Gold was first discovered in the Macraes Flat locale in 1862 when prospector, James Crombie, discovered alluvial gold in Deepdell Creek, setting a gold rush in motion.
From shovel, pan and cradle, to sluice boxes, sluicing and stamping batteries, a variety of mining methods were used in the early days for both alluvial and hard rock mining.
The first lode (deposit of metalliferous ore (gold)) worked at Macraes Flat was probably the Duke of Edinburgh in 1875. Whereas the Golden Point/Round Hill lode system was not discovered until 1889. The Golden Point mine was first opened in 1889 and became the property of the Golden Point Mining Company that went into liquidation.
The Donaldson brothers then bought the claim, water rights and battery when the Golden Point Mining Company went into liquidation and ran this operation as a significant and successful scheelite (tungsten) and gold producer. They sold it to a Christchurch syndicate in 1912. The battery worked until about 1930 and was turned into scrap metal in about 1953.
During its successful 40-year life the operation produced over 15,000 ounces of gold and about 800 tonnes of scheelite.
By 1905 the Golden Point Battery was also in operation on the east side of Deepdell Creek. The Maritana Company built two batteries on the west side, but due to poor grade ore they ceased operation in 1906. The later Maritana Battery was located on the same site as the existing battery. It lay idle until 1911 when it was used to mine scheelite ore. The Callery brothers began using the Maritana Battery about 1912, taking it over in the late 1920s and forming the Round Hill Mining Company in 1932, by 1934 most of the machinery had been replaced.

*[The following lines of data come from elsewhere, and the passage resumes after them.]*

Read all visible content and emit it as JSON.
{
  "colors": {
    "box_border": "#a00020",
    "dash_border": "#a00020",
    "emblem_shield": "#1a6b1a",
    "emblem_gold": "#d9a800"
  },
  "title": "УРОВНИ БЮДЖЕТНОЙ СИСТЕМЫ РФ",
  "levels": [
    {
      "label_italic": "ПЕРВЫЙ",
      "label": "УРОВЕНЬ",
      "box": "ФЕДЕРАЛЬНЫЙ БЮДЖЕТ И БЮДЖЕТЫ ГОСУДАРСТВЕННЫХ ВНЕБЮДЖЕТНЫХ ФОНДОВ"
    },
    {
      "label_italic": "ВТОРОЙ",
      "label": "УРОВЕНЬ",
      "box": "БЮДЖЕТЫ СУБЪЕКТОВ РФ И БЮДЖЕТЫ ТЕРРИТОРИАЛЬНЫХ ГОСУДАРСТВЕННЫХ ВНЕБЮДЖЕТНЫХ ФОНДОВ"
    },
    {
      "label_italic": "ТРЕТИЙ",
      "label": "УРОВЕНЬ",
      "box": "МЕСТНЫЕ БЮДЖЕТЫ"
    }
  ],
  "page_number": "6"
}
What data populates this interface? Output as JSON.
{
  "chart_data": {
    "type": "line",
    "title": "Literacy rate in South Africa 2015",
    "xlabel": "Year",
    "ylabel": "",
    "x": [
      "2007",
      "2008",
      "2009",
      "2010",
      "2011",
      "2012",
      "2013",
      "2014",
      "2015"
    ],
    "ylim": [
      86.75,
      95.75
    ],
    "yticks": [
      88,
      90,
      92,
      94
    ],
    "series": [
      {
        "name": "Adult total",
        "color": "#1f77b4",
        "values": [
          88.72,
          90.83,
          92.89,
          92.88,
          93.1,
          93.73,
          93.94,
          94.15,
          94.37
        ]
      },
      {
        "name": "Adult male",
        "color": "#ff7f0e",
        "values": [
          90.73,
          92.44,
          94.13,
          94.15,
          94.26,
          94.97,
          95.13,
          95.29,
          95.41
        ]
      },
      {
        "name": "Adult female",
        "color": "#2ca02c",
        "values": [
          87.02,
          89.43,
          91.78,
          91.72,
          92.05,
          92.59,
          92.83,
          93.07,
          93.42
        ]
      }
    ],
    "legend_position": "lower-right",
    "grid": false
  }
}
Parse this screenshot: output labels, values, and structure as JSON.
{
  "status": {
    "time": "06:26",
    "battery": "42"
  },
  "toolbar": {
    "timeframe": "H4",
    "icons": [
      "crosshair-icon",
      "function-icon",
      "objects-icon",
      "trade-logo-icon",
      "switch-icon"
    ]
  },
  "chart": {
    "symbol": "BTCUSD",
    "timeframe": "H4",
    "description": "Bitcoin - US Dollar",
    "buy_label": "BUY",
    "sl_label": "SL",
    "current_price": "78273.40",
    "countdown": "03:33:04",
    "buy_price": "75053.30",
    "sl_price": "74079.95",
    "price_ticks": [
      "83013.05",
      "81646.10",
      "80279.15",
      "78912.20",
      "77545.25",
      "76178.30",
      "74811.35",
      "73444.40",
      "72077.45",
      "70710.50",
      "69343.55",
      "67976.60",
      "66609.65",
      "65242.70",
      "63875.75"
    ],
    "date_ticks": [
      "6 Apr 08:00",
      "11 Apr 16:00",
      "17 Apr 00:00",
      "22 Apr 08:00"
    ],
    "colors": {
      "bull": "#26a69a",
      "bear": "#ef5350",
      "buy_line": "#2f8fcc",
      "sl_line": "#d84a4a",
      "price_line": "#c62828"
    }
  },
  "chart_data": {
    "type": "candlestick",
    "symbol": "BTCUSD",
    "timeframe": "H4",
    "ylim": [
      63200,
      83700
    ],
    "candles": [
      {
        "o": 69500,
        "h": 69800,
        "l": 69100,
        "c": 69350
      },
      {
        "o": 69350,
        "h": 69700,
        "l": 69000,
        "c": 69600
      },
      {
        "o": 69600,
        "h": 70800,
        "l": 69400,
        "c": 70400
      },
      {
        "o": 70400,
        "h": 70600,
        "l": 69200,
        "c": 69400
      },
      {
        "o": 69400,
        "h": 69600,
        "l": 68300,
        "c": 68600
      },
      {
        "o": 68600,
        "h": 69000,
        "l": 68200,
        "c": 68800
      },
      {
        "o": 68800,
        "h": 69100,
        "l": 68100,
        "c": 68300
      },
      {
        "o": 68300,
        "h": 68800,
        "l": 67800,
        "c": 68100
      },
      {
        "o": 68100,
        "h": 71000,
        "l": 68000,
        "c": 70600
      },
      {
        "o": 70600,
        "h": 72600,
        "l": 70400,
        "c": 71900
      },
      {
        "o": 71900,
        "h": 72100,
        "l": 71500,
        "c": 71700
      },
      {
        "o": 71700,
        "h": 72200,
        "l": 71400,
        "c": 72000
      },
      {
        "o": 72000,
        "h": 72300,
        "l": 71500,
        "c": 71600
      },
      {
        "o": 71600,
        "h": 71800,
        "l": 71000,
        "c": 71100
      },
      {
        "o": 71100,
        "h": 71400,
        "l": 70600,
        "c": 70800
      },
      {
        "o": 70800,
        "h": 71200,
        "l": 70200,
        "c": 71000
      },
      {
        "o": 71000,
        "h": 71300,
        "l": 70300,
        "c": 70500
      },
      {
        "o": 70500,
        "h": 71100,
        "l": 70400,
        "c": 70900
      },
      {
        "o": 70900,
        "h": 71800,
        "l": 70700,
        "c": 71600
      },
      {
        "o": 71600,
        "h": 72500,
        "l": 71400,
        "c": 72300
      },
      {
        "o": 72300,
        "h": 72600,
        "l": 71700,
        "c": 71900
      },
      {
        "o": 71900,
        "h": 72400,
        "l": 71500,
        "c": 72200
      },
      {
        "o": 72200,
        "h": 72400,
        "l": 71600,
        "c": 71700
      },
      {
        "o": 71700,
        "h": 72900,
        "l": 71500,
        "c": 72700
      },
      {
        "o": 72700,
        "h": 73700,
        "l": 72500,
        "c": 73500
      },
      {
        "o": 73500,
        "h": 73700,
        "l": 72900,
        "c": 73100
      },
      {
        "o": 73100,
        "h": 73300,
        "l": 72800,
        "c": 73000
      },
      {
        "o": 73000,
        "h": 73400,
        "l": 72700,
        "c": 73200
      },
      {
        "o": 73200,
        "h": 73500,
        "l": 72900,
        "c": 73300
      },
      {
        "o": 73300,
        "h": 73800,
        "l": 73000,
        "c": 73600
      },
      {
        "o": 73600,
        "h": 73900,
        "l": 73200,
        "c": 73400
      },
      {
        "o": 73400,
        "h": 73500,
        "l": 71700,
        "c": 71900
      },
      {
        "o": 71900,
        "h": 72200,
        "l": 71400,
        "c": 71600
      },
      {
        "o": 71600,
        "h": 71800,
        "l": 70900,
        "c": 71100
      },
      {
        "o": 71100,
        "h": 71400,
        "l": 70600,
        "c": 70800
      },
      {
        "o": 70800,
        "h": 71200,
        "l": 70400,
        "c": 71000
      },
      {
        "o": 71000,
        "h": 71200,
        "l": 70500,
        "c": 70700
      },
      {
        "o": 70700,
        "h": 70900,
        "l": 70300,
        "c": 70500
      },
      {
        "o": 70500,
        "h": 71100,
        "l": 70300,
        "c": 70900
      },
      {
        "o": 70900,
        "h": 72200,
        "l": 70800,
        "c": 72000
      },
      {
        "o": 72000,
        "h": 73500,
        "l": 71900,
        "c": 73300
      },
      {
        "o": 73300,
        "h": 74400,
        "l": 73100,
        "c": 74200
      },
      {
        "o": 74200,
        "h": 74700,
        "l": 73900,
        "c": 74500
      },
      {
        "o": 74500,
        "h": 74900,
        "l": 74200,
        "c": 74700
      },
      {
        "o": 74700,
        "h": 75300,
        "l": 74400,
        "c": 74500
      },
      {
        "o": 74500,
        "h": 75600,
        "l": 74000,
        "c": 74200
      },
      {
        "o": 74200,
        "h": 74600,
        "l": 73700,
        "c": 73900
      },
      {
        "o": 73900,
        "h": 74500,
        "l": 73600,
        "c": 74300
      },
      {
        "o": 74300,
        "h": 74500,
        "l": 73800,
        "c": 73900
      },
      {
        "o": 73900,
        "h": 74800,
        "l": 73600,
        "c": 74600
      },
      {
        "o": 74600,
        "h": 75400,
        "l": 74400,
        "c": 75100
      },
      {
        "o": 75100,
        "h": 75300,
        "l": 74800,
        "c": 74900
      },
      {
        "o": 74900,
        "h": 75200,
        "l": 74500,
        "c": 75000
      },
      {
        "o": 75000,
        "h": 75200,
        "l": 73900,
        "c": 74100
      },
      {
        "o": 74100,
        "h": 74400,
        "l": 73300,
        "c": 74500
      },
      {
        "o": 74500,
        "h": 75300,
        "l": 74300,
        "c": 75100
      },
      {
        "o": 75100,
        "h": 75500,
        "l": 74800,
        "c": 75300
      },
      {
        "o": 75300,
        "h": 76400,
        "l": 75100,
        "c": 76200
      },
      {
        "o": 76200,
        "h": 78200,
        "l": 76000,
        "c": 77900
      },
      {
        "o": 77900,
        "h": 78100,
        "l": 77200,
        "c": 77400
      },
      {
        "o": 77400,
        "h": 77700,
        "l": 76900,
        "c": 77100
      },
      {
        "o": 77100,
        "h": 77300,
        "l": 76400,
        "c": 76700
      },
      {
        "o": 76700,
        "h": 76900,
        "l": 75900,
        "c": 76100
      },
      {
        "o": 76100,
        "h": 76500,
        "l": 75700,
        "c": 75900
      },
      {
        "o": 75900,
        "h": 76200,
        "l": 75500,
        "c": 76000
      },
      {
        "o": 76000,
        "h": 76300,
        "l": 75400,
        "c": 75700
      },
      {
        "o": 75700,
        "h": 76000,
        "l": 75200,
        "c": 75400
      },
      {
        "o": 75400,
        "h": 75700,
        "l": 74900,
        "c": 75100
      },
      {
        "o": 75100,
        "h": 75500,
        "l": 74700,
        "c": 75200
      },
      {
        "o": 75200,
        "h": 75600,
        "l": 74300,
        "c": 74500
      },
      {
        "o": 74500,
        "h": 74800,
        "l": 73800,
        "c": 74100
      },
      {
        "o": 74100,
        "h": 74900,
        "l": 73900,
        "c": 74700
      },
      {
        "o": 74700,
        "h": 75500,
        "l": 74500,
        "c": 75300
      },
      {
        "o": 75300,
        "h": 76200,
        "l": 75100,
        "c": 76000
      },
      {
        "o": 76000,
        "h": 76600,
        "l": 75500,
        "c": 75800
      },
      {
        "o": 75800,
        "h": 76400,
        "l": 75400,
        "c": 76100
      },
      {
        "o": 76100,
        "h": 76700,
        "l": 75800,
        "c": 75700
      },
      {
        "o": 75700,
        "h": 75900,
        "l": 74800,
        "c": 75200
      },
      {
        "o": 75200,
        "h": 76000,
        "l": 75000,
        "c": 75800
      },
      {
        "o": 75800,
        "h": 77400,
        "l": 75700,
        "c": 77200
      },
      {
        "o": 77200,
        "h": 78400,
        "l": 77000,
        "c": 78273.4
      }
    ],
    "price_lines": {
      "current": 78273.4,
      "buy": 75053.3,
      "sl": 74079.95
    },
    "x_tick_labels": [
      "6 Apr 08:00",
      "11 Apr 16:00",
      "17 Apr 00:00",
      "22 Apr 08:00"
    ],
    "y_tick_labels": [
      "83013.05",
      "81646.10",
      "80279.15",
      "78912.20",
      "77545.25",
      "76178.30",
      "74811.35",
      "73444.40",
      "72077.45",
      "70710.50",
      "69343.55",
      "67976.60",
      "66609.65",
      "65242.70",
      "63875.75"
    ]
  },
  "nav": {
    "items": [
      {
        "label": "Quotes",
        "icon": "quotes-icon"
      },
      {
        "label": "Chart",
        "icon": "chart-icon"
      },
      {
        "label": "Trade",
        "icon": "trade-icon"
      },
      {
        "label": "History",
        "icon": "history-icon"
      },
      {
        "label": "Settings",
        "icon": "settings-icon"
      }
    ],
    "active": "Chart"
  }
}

Areas continued to be mined after 1939 as tungsten was in demand during the Second World War but gold prices were sharply reduced during this time. The scale of operations at these times were much smaller.
You can still explore the remains of those days at the Golden Point Historical reserve run by the Department of Conservation - seeing the only complete stamper battery to survive on site and still in working order, set against our present-day operations. While the Donaldson brothers' first battery is now marked only by concrete foundations and stone-walling, Callery's wooden house is still in good order; two mudbrick dwellings and their associated outhouses occupy terraces a short distance along the road; and the concrete foundations and fallen brick chimney of another building sit among the tailings on the valley floor.
Lodes were worked for either scheelite or gold depending on the price at the time. This was because the fine grinding required to liberate the gold resulted in a poor recovery of scheelite. From 1890 to 1933, it produced an estimated 13,000 ounces of gold and 800 tons of scheelite (Williamson, 1939). The names of these mines that were worked in the past have formed the naming of various open pits throughout the lifetime of Macraes including Coronation, Deepdell, Golden Point, Round Hill, Innes, Mills, Ounce and Golden Bar to name a few.
In addition to mining operations, large parts of the area have been used as pastoral blocks since the 1850s. Farmers and graziers have been in the South Island of New Zealand since European settlement, with some families in Macraes having worked the same land for five generations.